From 53f502a3588038f4e3ecb7b38a02035eefbac0e4 Mon Sep 17 00:00:00 2001
From: Guillaume Lemaitre <guillaume@probabl.ai>
Date: Fri, 28 Jun 2024 18:30:47 +0200
Subject: [PATCH] DOC add more details regarding the API documentation scrapper

---
 examples/plot_documentation_scraping.py | 28 +++++++++++++++++++++----
 1 file changed, 24 insertions(+), 4 deletions(-)

diff --git a/examples/plot_documentation_scraping.py b/examples/plot_documentation_scraping.py
index de00fdd..c0f2660 100644
--- a/examples/plot_documentation_scraping.py
+++ b/examples/plot_documentation_scraping.py
@@ -27,9 +27,29 @@
 chunks = APINumPyDocExtractor().fit_transform(path_api_doc)
 
 # %%
-for chunk in chunks:
-    print(f"The source of the chunk is {chunk['source']}\n")
-    print(f"{chunk['text']}\n")
+# The chunks are stored in a list of dictionaries.

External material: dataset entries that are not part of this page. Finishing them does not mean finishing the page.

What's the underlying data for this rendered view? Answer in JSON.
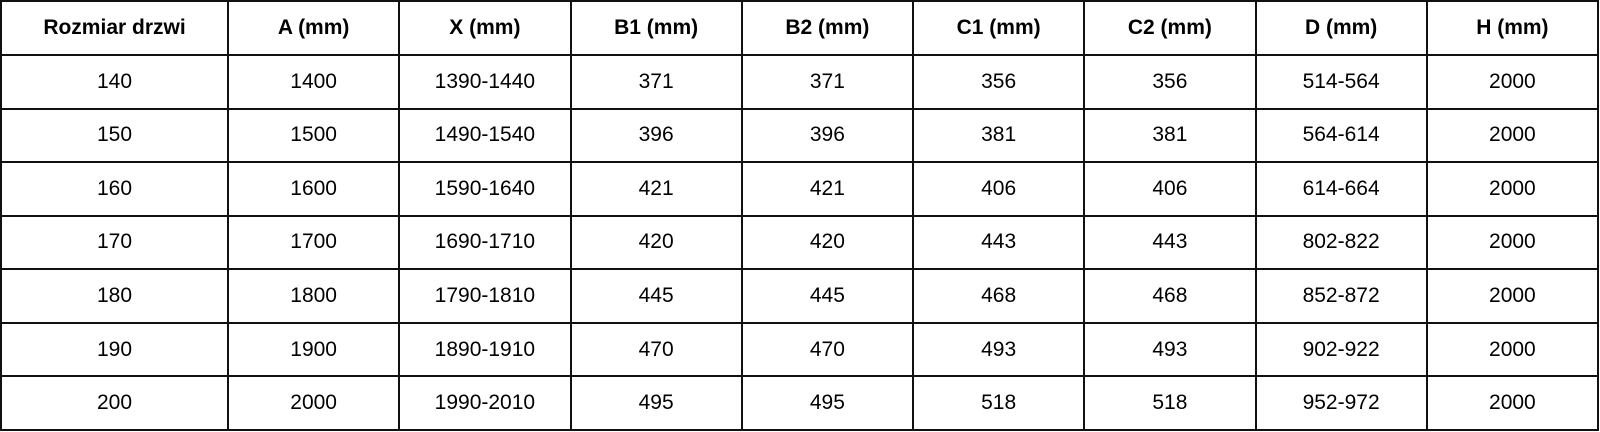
{
  "headers": [
    "Rozmiar drzwi",
    "A (mm)",
    "X (mm)",
    "B1 (mm)",
    "B2 (mm)",
    "C1 (mm)",
    "C2 (mm)",
    "D (mm)",
    "H (mm)"
  ],
  "rows": [
    [
      "140",
      "1400",
      "1390-1440",
      "371",
      "371",
      "356",
      "356",
      "514-564",
      "2000"
    ],
    [
      "150",
      "1500",
      "1490-1540",
      "396",
      "396",
      "381",
      "381",
      "564-614",
      "2000"
    ],
    [
      "160",
      "1600",
      "1590-1640",
      "421",
      "421",
      "406",
      "406",
      "614-664",
      "2000"
    ],
    [
      "170",
      "1700",
      "1690-1710",
      "420",
      "420",
      "443",
      "443",
      "802-822",
      "2000"
    ],
    [
      "180",
      "1800",
      "1790-1810",
      "445",
      "445",
      "468",
      "468",
      "852-872",
      "2000"
    ],
    [
      "190",
      "1900",
      "1890-1910",
      "470",
      "470",
      "493",
      "493",
      "902-922",
      "2000"
    ],
    [
      "200",
      "2000",
      "1990-2010",
      "495",
      "495",
      "518",
      "518",
      "952-972",
      "2000"
    ]
  ]
}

+print(f"Chunks is {type(chunks)}")
+print(f"A chunk is {type(chunks[0])}")
 
 # %%
-print("hello world")
+# A chunk contains 2 keys: `"source"` that is the HTML source page and `"text"` that is
+# the extracted text.
+chunks[0].keys()
+
+# %%
+# For the API documentation, we use `numpydoc` to generate meaningful chunks. For
+# instance, this is the first chunk of text.
+print(chunks[0]["text"])
+
+# %%
+# The first line of the chunk corresponds to the estimator or class name and its
+# module. This information is useful to disambiguate the documentation when using an
+# LLM: sometimes we can have multiple parameters name defined in different classes or
+# functions. An LLM will tend to summarize the information coming from the different
+# chunks. However, if we provide the class or function name and this information is
+# present in the user prompt, then the LLM is likely to generate a more accurate
+# answer.
+#
+# Since `numpydoc` offer a structured information based on the sections of the
+# docstring, we therefore use these sections and create hand-crafted chunks that we
+# find meaningful in regards to the API documentation.